Otherwise look at the smoke baffle in the firebox.  The baffle is just a strip of metal that runs along the front-inside-top of the firebox right behind the sliding screen.
The plate with the make model etc. will be riveted to it.  It will be covered in soot and therefore hard to find and very hard to read.  Wipe it off and write down the manufacturer name, model name, model #, size, etc.  Measure the rear panel too as sometimes they are referred to by size.
Call your local fireplace dealer with this info (H.D. and Lowes won't have it) and they should be able to order the rear refractory panel.  You can also go online to your particular manufacurers site and get it there.

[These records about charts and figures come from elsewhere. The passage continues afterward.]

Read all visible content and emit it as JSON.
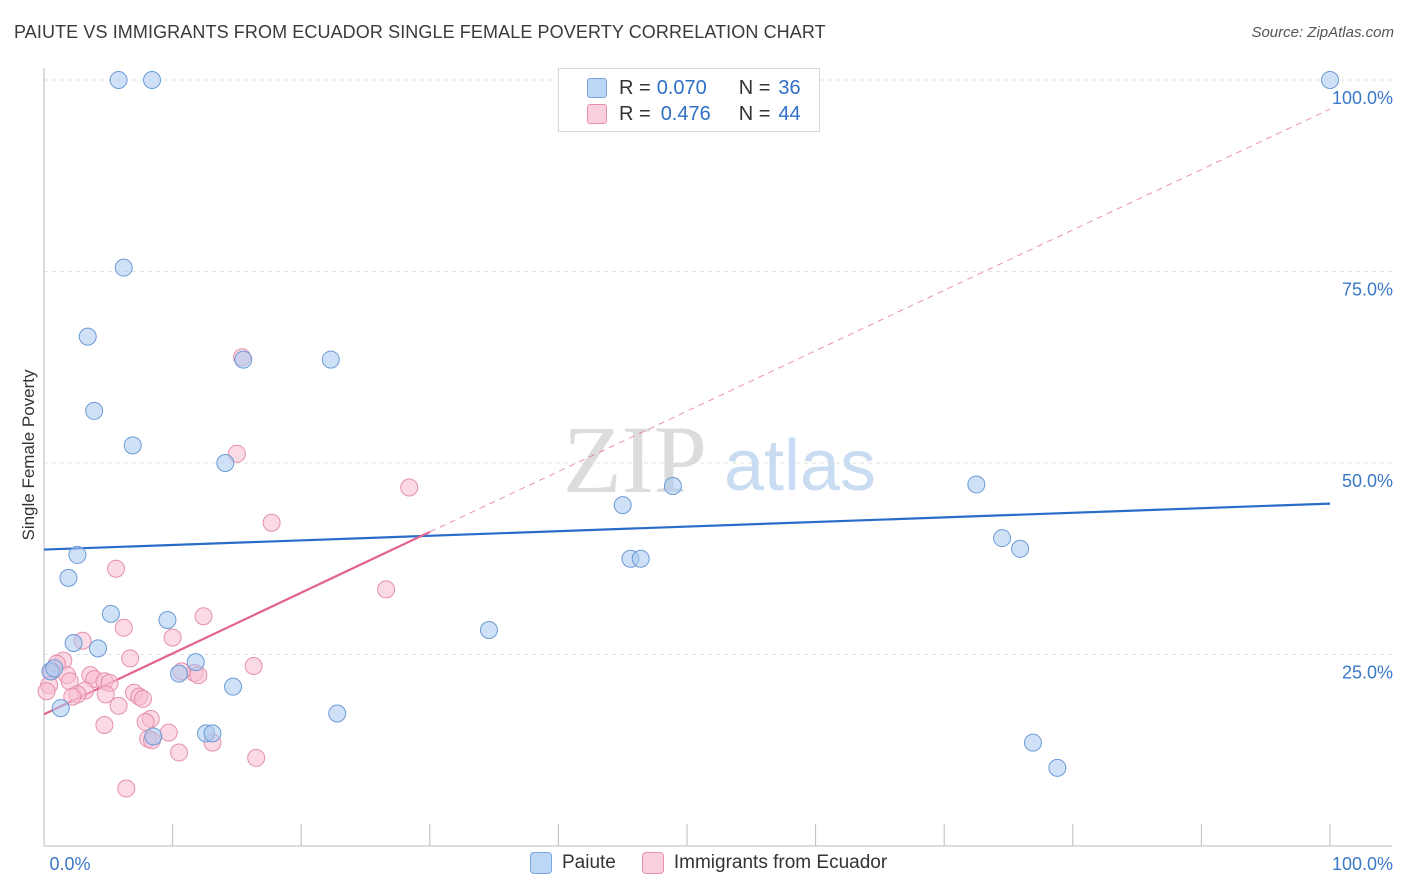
{
  "title": "PAIUTE VS IMMIGRANTS FROM ECUADOR SINGLE FEMALE POVERTY CORRELATION CHART",
  "source": "Source: ZipAtlas.com",
  "watermark": {
    "zip": "ZIP",
    "atlas": "atlas"
  },
  "legend_stats": [
    {
      "r_label": "R =",
      "r_value": "0.070",
      "n_label": "N =",
      "n_value": "36",
      "color": "#a8c8f0",
      "border": "#7aa6dc"
    },
    {
      "r_label": "R =",
      "r_value": "0.476",
      "n_label": "N =",
      "n_value": "44",
      "color": "#f8bcd0",
      "border": "#e890ae"
    }
  ],
  "legend_series": [
    {
      "label": "Paiute",
      "color": "#bcd6f6",
      "border": "#7aa6dc"
    },
    {
      "label": "Immigrants from Ecuador",
      "color": "#fbd0de",
      "border": "#e890ae"
    }
  ],
  "chart_data": {
    "type": "scatter",
    "title": "PAIUTE VS IMMIGRANTS FROM ECUADOR SINGLE FEMALE POVERTY CORRELATION CHART",
    "xlabel": "",
    "ylabel": "Single Female Poverty",
    "xlim": [
      0,
      100
    ],
    "ylim": [
      0,
      100
    ],
    "x_tick_labels": [
      "0.0%",
      "100.0%"
    ],
    "y_tick_labels": [
      {
        "value": 25,
        "label": "25.0%"
      },
      {
        "value": 50,
        "label": "50.0%"
      },
      {
        "value": 75,
        "label": "75.0%"
      },
      {
        "value": 100,
        "label": "100.0%"
      }
    ],
    "grid": true,
    "series": [
      {
        "name": "Paiute",
        "color": "#a8c8f0",
        "stroke": "#6c9bd6",
        "trend": {
          "x0": 0,
          "y0": 38.7,
          "x1": 100,
          "y1": 44.7,
          "color": "#2a6ccc",
          "dashed_extension": false
        },
        "points": [
          [
            5.8,
            100
          ],
          [
            8.4,
            100
          ],
          [
            100,
            100
          ],
          [
            6.2,
            75.5
          ],
          [
            3.4,
            66.5
          ],
          [
            15.5,
            63.5
          ],
          [
            22.3,
            63.5
          ],
          [
            3.9,
            56.8
          ],
          [
            6.9,
            52.3
          ],
          [
            14.1,
            50.0
          ],
          [
            48.9,
            47.0
          ],
          [
            45.0,
            44.5
          ],
          [
            72.5,
            47.2
          ],
          [
            2.6,
            38.0
          ],
          [
            1.9,
            35.0
          ],
          [
            74.5,
            40.2
          ],
          [
            75.9,
            38.8
          ],
          [
            45.6,
            37.5
          ],
          [
            46.4,
            37.5
          ],
          [
            5.2,
            30.3
          ],
          [
            9.6,
            29.5
          ],
          [
            34.6,
            28.2
          ],
          [
            2.3,
            26.5
          ],
          [
            4.2,
            25.8
          ],
          [
            11.8,
            24.0
          ],
          [
            0.5,
            22.8
          ],
          [
            0.8,
            23.2
          ],
          [
            10.5,
            22.5
          ],
          [
            14.7,
            20.8
          ],
          [
            1.3,
            18.0
          ],
          [
            22.8,
            17.3
          ],
          [
            12.6,
            14.7
          ],
          [
            13.1,
            14.7
          ],
          [
            8.5,
            14.3
          ],
          [
            76.9,
            13.5
          ],
          [
            78.8,
            10.2
          ]
        ]
      },
      {
        "name": "Immigrants from Ecuador",
        "color": "#f8bcd0",
        "stroke": "#e590ac",
        "trend": {
          "x0": 0,
          "y0": 17.2,
          "x1": 30,
          "y1": 41.0,
          "x_ext": 100,
          "y_ext": 96.2,
          "color": "#e2648e",
          "dashed_extension": true
        },
        "points": [
          [
            15.4,
            63.8
          ],
          [
            15.0,
            51.2
          ],
          [
            28.4,
            46.8
          ],
          [
            17.7,
            42.2
          ],
          [
            5.6,
            36.2
          ],
          [
            26.6,
            33.5
          ],
          [
            12.4,
            30.0
          ],
          [
            6.2,
            28.5
          ],
          [
            10.0,
            27.2
          ],
          [
            3.0,
            26.8
          ],
          [
            1.5,
            24.2
          ],
          [
            1.0,
            23.8
          ],
          [
            6.7,
            24.5
          ],
          [
            16.3,
            23.5
          ],
          [
            0.6,
            22.8
          ],
          [
            1.8,
            22.3
          ],
          [
            3.6,
            22.3
          ],
          [
            3.9,
            21.8
          ],
          [
            2.0,
            21.5
          ],
          [
            4.7,
            21.5
          ],
          [
            11.7,
            22.6
          ],
          [
            10.7,
            22.8
          ],
          [
            12.0,
            22.3
          ],
          [
            5.1,
            21.3
          ],
          [
            0.4,
            21.0
          ],
          [
            0.2,
            20.2
          ],
          [
            3.2,
            20.3
          ],
          [
            2.6,
            19.8
          ],
          [
            7.0,
            20.0
          ],
          [
            2.2,
            19.5
          ],
          [
            4.8,
            19.8
          ],
          [
            7.4,
            19.5
          ],
          [
            7.7,
            19.2
          ],
          [
            5.8,
            18.3
          ],
          [
            8.3,
            16.6
          ],
          [
            7.9,
            16.2
          ],
          [
            4.7,
            15.8
          ],
          [
            9.7,
            14.8
          ],
          [
            8.1,
            14.0
          ],
          [
            8.4,
            13.8
          ],
          [
            13.1,
            13.5
          ],
          [
            10.5,
            12.2
          ],
          [
            16.5,
            11.5
          ],
          [
            6.4,
            7.5
          ]
        ]
      }
    ]
  }
}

I had to replace mine and it was only 23 bucks!

There should be only _one_ screw on _one_ metal clip holding the refractory panel in place -so it is easy to remove the old one and put in new.  Be careful and wear gloves when removing the old panel as the broken edges are sharp!  I think I recall needing to remove the two side panels just to get the new back panel in place as it is kinda tucked behind the side panels.

One final note: refractory panels are fragile as heck!  Treat the new one like a fine china platter.


----------



## webbie (Nov 14, 2006)

Many chimney sweeps can do this job - a few companies sell "blanks" and they can be cut to size with a circular saw.


----------



## speedx (Nov 14, 2006)

Thanks for the information.  I looked at my firebox (I guess that is the correct name) and the only things I could pull out is:
X-906197
2774
8859
008  0

I can't see a name for the manufacturer at all in the plate (it seems it was painted or something similar).  I don't know if this information is useful at all.

Best regards,


GM


----------